Был ранний вечер. Издалека доносились слабые отзвуки октябрьского карнавала. В расположенном всего в двух шагах огромном палаццо Тримани давали бал. Тонио стоял один в длинной столовой. Не отводя руки от тяжелой шторы, он смотрел, как внизу подплывают и уплывают лодки.
Мать, в сопровождении Лины и Алессандро, стояла прямо под окном на пристани, ожидая гондолу. Длинное черное покрывало спускалось до самого подола. Ветер прибивал тонкую материю к лицу Марианны, очерчивая профиль.
«А где он? В этом доме?»
Большая столовая казалась морем кромешной тьмы.
Но не успел Тонио насладиться тишиной и спокойствием момента, как услышал первые звуки. Кто-то двигался в темноте. Потом в воздухе растекся мускусный запах восточных духов, скрипнула дверь, и кто-то, мягко ступая по каменному полу, начал приближаться к нему.
«Пойман в открытом море», – подумал он, не отрывая глаз от мерцающих вод канала. Вдали, над площадью Сан-Марко, полыхало небо.
Он почувствовал чье-то присутствие уже у себя за спиной, и волосы у него на затылке зашевелились.
– В прежние времена, – прошептал Карло, – все женщины ходили в таких покрывалах, и они придавали им особую прелесть. Это была тайна, которую они носили с собой по улицам, тайна, в которой присутствовало что-то от Востока…
Тонио медленно поднял глаза и увидел брата совсем близко от себя. Белая кружевная оторочка на черном камзоле Карло казалась скорее тусклым миражом, чем тканью, а великолепно завитый, высоко поднимающийся ото лба и похожий на настоящие волосы парик слегка поблескивал.
Брат подошел к оконной раме и глянул вниз. Их сходство вновь потрясло Тонио, как потрясало всегда, когда он осознавал его. При слабом свете свечи кожа Карло казалась безупречной. Единственным признаком возраста были мелкие морщинки в уголках глаз, появлявшиеся всегда, когда он широко улыбался.
И сейчас эта улыбка смягчила его лицо, выявив искреннюю теплоту. Невозможно было поверить, что между братьями вообще существует какая-либо враждебность.
– Вечер за вечером ты избегаешь меня, Тонио, – сказал Карло. – Но давай все же сейчас пообедаем вместе. Стол уже накрыт.
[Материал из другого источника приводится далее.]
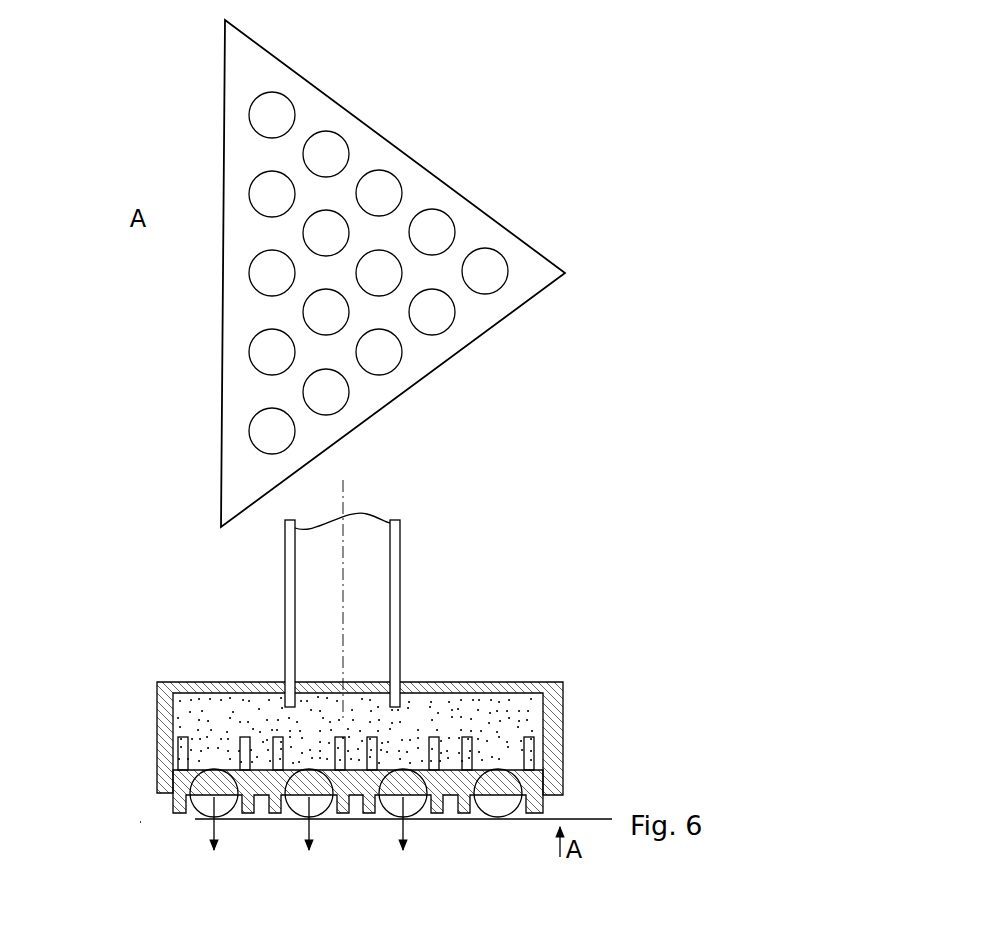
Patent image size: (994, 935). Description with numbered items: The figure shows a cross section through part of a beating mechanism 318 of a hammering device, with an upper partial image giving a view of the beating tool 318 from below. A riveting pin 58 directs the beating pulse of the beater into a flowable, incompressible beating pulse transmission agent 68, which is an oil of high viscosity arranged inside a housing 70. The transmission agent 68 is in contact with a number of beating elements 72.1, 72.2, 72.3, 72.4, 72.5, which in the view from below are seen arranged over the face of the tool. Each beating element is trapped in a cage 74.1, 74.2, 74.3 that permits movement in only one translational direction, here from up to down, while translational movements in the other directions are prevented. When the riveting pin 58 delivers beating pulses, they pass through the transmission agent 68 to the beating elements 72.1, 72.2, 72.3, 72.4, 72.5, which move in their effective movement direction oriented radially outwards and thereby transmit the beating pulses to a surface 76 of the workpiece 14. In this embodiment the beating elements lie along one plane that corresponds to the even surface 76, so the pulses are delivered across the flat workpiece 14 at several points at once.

Тонио снова обернулся к воде. Матери уже не было видно. В ночи не осталось ничего, кроме медленно плывущих по каналу лодочек.
– Мои мысли с моим отцом, синьор, – сказал он.
– Ах да, с твоим отцом!
Но Карло не отвернулся. В сумерках заскользили молчаливые турки, зажгли свечи в многочисленных канделябрах повсюду и в том числе на самом столе, на буфетах, расположенных прямо под той ужасной картиной.
– Садись же, братишка!
«Я хочу полюбить тебя, – думал Тонио, – что бы ты ни сделал. Я надеюсь, это можно будет как-то преодолеть».
Свесив голову, Тонио сел во главе стола, как часто делал и раньше. Лишь после этого он сообразил, что натворил, и, подняв глаза, посмотрел на брата.